Rate of Return to Elite Baseball Pitching Following Shoulder Surgery

There are many different reasons why elite baseball pitchers may need shoulder surgery. But the biggest question is always, How long will it be before I can go back to pitching? Some answers can be found in this systematic review.

Surgeons from the Division of Sports Medicine (Department of Orthopedic Surgery) at Rush Medical College in Chicago, Illinois searched several electronic data sources for studies that might address this question. They found six that qualified with a total of 287 elite pitchers.

All were men, most were professional athletes, and all had reparative or reconstructive shoulder surgery. Almost all of the pitchers (99 per cent) injured their dominant (pitching) arm. And many had more than one shoulder injury requiring surgical correction. Injuries included rotator cuff tears, impingement, joint laxity, joint degeneration, labral tears, and internal impingement.

The authors were interested in establishing the rate of return to sports participation among these elite baseball pitchers after surgery. They found that 68 per cent of the players were able to get back into action (pitching competitively) approximately 12 months after surgery.

Some players were able to return to pitching within nine months after the surgery. Others were not ready for a year and a half (18 months). Very few actually made it back to sports participation the same year they had the surgery. This was especially true for those who had rotator cuff or labral surgery.

If 68 per cent were able to return to pitching, what happened to the other pitchers? Twenty-two per cent (22%) never made it back and ended up retiring from professional baseball. Those who returned to pitching reported some noticeable differences from before their injuries. For example, they pitched far fewer innings post-operatively compared with pre-injury. Certainly, the successful group was able to pitch more than they could after the injury or just prior to surgery.

What was important to the players was pitch accuracy, speed, and endurance. Follow-up over the next three and a half years showed a gradual, continued improvement in all areas of performance (e.g., strikeouts, walks, hits per inning pitched). Complaints reported by pitchers included early fatigue (compared to pre-injury status) and a sense of loss over pitch control. Measurements taken did show a slight decline in maximum pitch velocity (from 94.2 miles per hour to 90.1 miles per hour).
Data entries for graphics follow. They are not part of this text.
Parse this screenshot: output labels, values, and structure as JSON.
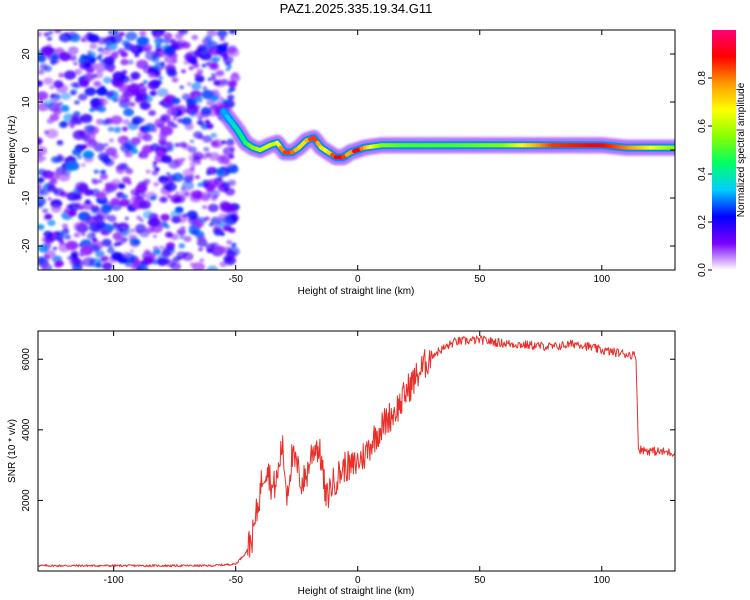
{
  "title": "PAZ1.2025.335.19.34.G11",
  "chart_data": [
    {
      "type": "heatmap",
      "name": "spectrogram",
      "xlabel": "Height of straight line (km)",
      "ylabel": "Frequency (Hz)",
      "xlim": [
        -131,
        130
      ],
      "ylim": [
        -25,
        25
      ],
      "xticks": [
        -100,
        -50,
        0,
        50,
        100
      ],
      "yticks": [
        -20,
        -10,
        0,
        10,
        20
      ],
      "colorbar": {
        "label": "Normalized spectral amplitude",
        "range": [
          0,
          1
        ],
        "ticks": [
          0.0,
          0.2,
          0.4,
          0.6,
          0.8
        ],
        "tick_labels": [
          "0.0",
          "0.2",
          "0.4",
          "0.6",
          "0.8"
        ],
        "colors": [
          "#ffffff",
          "#7b00ff",
          "#0000ff",
          "#00ccff",
          "#00ff66",
          "#88ff00",
          "#ffff00",
          "#ff9900",
          "#ff0000",
          "#ff0077"
        ]
      },
      "noise_region_x": [
        -131,
        -50
      ],
      "ridge": {
        "x": [
          -55,
          -52,
          -49,
          -46,
          -43,
          -40,
          -36,
          -33,
          -30,
          -27,
          -24,
          -21,
          -18,
          -15,
          -12,
          -9,
          -6,
          -3,
          0,
          3,
          10,
          20,
          40,
          60,
          80,
          100,
          110,
          130
        ],
        "freq_hz": [
          8,
          6,
          4,
          1.5,
          0.5,
          0,
          1,
          1.5,
          -0.5,
          -0.5,
          0.5,
          2,
          2.5,
          0.5,
          -0.5,
          -1.5,
          -1.5,
          -0.5,
          0,
          0.5,
          1,
          1,
          1,
          1,
          1,
          1,
          0.5,
          0.5
        ],
        "amplitude": [
          0.3,
          0.35,
          0.4,
          0.45,
          0.55,
          0.6,
          0.65,
          0.6,
          0.85,
          0.85,
          0.7,
          0.7,
          0.9,
          0.7,
          0.65,
          0.9,
          0.9,
          0.7,
          0.95,
          0.75,
          0.55,
          0.5,
          0.5,
          0.55,
          0.85,
          0.9,
          0.8,
          0.55
        ]
      }
    },
    {
      "type": "line",
      "name": "snr",
      "xlabel": "Height of straight line (km)",
      "ylabel": "SNR (10 * v/v)",
      "xlim": [
        -131,
        130
      ],
      "ylim": [
        0,
        6800
      ],
      "xticks": [
        -100,
        -50,
        0,
        50,
        100
      ],
      "yticks": [
        2000,
        4000,
        6000
      ],
      "color": "#e8302a",
      "series": [
        {
          "name": "SNR",
          "x": [
            -131,
            -100,
            -60,
            -50,
            -46,
            -43,
            -41,
            -39,
            -37,
            -35,
            -33,
            -31,
            -29,
            -27,
            -25,
            -23,
            -21,
            -19,
            -17,
            -15,
            -13,
            -11,
            -9,
            -7,
            -5,
            -3,
            0,
            3,
            6,
            9,
            12,
            15,
            18,
            20,
            25,
            30,
            35,
            40,
            50,
            60,
            70,
            80,
            90,
            100,
            110,
            114,
            115,
            120,
            130
          ],
          "y": [
            150,
            150,
            150,
            200,
            500,
            1000,
            1800,
            2700,
            3000,
            2300,
            2600,
            3600,
            2200,
            3200,
            3000,
            2500,
            2700,
            3300,
            3600,
            3200,
            2000,
            2400,
            2600,
            2800,
            3000,
            2900,
            3100,
            3300,
            3700,
            4000,
            4300,
            4500,
            4800,
            5100,
            5600,
            6100,
            6300,
            6500,
            6550,
            6450,
            6400,
            6350,
            6450,
            6250,
            6150,
            6100,
            3450,
            3400,
            3350
          ]
        }
      ]
    }
  ]
}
The authors were unable to show comparisons based on the different types of shoulder surgery. The best they could do was suggest that there isn’t a significant difference in results or outcomes between the different problems operated on. There were just too many different tools used to measure performance to compare directly.

In conclusion, overhead throwing (i.e., pitching) requires a fine balance between movement (mobility) and stability. Obviously, not everyone who wants to pitch professionally makes it to the elite level required for professional sports. The years of training and repetitive number of pitches to get to that level can take a toll on the athlete.

With only slightly more than two-thirds of the pitchers returning to play following shoulder surgery (and very few during the same season), every effort to rehab with a conservative approach is advised. Overhead throwing athletes must be advised that surgery may not result in a full return-to-play. And they should be told that if they are able to return to pitching, they may not reach pre-injury levels of pitching.